Alberta Doctor Speaks Out Against ‘Draconian’ COVID Restrictions

Alberta Doctor Speaks Out Against ‘Draconian’ COVID Restrictions
People line up outside a store in Montreal on Nov. 23, 2020, as various levels of COVID-19 restrictions continue across the country. (The Canadian Press/Ryan Remiorz)
Jason Unrau

As COVID-19 restrictions ramp up across the country, an Alberta doctor stands by his “lay language and blunt” repudiation of such measures that he made to Edmonton city council recently, while a recording of his comments and related memes continue to be shared across social media.

“I take the Hippocratic Oath extremely seriously. The first line is do no harm, and  that is what motivated my presentation,” Dr. Roger Hodkinson told The Epoch Times regarding his statement against pandemic restrictions to Edmonton city councillors on Nov. 13.

“If I see something going on that’s harmful, I feel as a physician that I’m obligated to stand up and say something.”

A number of jurisdictions across the country have brought back blanket restrictions as a means to combat COVID-19.

In Ontario, those living in Toronto and the Peel and York regions have returned to a total lockdown as of Nov. 23. Alberta also enacted a state of public health emergency on Nov. 24, banning indoor social gatherings.

Nearly 300 coronavirus hospitalizations in Manitoba prompted the provincial government to restrict private gatherings, advertise a snitch line for people to tattle on neighbours engaging in “illegal gatherings,” and hire private police to ensure retailers remove of toys and other “non-essentials” from shelves. The province is currently amid a shutdown that began on Nov. 12.

Quebec’s partial lockdown, which has closed restaurant dining rooms, bars, entertainment venues, and gyms, is likely to be extended at least until around Christmas, Premier Francois Legault said on Nov. 17.

On Nov. 19, B.C. announced a temporary social lockdown across the entire province and a new mandatory mask policy.

“All of this is draconian … first of all because they have no basis in evidence-based medicine, and secondly because of horrendous consequences of that action,” said Hodkinson, a pathologist and former president of the Alberta Society of Laboratory Physicians.

“We’re talking, of course, about an enormous number of businesses—ferocious, hardworking, entrepreneurial people who are seeing their dreams disappear. We’re talking about delayed cancer investigations and treatment. We’re talking about cancelled surgeries. We’re talking about suicides and drug addiction.

“The consequence of all these measures is, and has been, absolutely catastrophic.”

Hodkinson said his opinions are in line with the doctors behind the Great Barrington Declaration—Martin Kulldorff, a Harvard University professor of medicine; Sunetra Gupta, an epidemiologist and professor at Oxford University with expertise in immunology; and Jay Bhattacharya, a physician and professor at Stanford University Medical School.

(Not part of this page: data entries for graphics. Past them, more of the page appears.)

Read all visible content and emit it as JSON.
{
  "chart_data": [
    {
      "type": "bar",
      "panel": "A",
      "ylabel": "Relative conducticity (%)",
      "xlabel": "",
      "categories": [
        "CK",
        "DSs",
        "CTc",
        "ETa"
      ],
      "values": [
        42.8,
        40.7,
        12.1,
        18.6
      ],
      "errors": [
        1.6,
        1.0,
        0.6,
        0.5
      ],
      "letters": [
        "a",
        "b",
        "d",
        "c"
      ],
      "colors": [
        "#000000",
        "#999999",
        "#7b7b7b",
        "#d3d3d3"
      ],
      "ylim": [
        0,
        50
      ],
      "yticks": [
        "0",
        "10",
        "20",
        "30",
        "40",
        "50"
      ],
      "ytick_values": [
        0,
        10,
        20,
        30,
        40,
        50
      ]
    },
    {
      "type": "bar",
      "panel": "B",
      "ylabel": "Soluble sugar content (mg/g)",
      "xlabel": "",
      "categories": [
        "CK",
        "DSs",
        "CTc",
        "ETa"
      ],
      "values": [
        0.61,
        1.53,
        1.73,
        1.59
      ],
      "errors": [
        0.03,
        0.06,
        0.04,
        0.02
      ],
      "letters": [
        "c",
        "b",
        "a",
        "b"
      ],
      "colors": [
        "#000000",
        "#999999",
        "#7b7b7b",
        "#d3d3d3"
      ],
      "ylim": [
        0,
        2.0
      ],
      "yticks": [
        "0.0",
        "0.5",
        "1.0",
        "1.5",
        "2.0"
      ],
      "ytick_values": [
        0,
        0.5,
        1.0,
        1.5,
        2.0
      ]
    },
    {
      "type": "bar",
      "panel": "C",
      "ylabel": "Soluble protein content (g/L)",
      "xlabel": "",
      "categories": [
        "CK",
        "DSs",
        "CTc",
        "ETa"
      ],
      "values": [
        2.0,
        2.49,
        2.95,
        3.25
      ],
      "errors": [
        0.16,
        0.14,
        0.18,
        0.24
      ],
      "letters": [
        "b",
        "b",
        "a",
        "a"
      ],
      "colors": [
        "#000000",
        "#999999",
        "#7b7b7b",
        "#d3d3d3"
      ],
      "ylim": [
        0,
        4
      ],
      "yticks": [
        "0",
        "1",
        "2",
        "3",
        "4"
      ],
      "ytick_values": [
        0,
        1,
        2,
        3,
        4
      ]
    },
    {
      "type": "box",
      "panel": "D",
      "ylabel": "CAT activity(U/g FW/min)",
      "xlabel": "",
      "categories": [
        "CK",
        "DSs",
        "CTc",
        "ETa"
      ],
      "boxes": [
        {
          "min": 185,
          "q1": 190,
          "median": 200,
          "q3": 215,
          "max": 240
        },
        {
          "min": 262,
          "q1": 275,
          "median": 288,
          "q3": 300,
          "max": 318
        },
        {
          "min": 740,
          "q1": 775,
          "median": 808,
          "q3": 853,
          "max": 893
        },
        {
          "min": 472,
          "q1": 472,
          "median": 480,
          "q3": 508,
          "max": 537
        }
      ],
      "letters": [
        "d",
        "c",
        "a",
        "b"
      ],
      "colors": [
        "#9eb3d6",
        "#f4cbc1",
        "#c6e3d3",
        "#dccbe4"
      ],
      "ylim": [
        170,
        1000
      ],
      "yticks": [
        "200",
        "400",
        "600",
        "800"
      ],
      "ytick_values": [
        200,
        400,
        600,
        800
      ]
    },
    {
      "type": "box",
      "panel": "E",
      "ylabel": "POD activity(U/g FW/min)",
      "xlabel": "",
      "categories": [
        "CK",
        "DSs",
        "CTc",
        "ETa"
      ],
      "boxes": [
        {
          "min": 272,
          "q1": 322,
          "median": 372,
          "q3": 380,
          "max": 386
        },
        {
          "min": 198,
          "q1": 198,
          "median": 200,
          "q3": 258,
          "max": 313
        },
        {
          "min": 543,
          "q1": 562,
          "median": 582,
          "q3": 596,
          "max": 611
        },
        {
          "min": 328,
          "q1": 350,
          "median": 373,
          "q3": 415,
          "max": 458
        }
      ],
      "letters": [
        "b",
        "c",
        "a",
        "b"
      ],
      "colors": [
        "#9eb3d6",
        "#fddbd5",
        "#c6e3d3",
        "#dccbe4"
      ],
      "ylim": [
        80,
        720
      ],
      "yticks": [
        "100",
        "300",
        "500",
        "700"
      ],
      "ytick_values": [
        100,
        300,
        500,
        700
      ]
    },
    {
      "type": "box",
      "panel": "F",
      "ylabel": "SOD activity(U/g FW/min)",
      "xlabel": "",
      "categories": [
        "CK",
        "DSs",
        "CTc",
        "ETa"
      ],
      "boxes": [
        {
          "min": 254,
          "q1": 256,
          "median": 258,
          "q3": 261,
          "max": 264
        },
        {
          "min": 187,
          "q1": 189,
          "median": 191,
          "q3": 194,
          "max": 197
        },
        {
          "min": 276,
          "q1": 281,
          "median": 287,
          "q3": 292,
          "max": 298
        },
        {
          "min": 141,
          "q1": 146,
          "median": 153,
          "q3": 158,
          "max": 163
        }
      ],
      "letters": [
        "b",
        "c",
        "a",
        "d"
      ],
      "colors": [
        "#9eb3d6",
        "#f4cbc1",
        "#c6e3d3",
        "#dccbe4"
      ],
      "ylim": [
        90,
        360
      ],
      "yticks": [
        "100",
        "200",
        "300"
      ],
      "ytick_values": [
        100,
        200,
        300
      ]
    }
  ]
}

Signed in Great Barrington, Massachusetts, in early October and since co-signed by more than 40 leaders in mathematics, immunology, psychiatry, and medicine, the declaration states: “Keeping these measures in place until a vaccine is available will cause irreparable damage, with the underprivileged disproportionately harmed.”

Aggregated data on COVID-19 fatalities available as early as May 25 and contained in a Canadian Institute for Health Information report notes that 81 percent of all reported deaths in the country occurred in long-term care homes.

Since his statement to Edmonton city officials went viral on social media, Hodkinson said he has received an inordinate amount of attention, much of it negative, including having his credentials questioned.

A media report originally referred to Hodkinson as a presenter “who called himself a specialist in pathology.” It has since corrected this wording to simply read “pathologist.” Another news outlet incorrectly described him as a virologist.

Hodkinson was certified by the Royal College of Physicians and Surgeons of Canada in 1976, according to a statement the college posted on its website on Nov. 20. The statement also said that Hodkinson had never served as the college’s chairman, as was indicated in some media reports. The college later amended that statement.

“We updated our online statement to make it clear that while Dr. Hodkinson did not identify himself as a past chair of the Royal College, this was incorrectly reported by other online sources. In fact many social/online references to date have described him in this manner,” communications director Sandra Shearman explained in an email.

Hodkinson said he never claimed to be the chair of the college but that he was “chairman of the Royal College of Physicians of Canada examination committee in pathology” in Ottawa.

“Thirty years ago I was the chairman of a committee of the Royal College with responsibility for setting the annual written examination in pathology—the examination that allows residents in pathology to become fully fledged specialists in pathology. That is exactly what I said during my presentation [to Edmonton city officials],” he said.

Jason Unrau was a freelance contributor to The Epoch Times.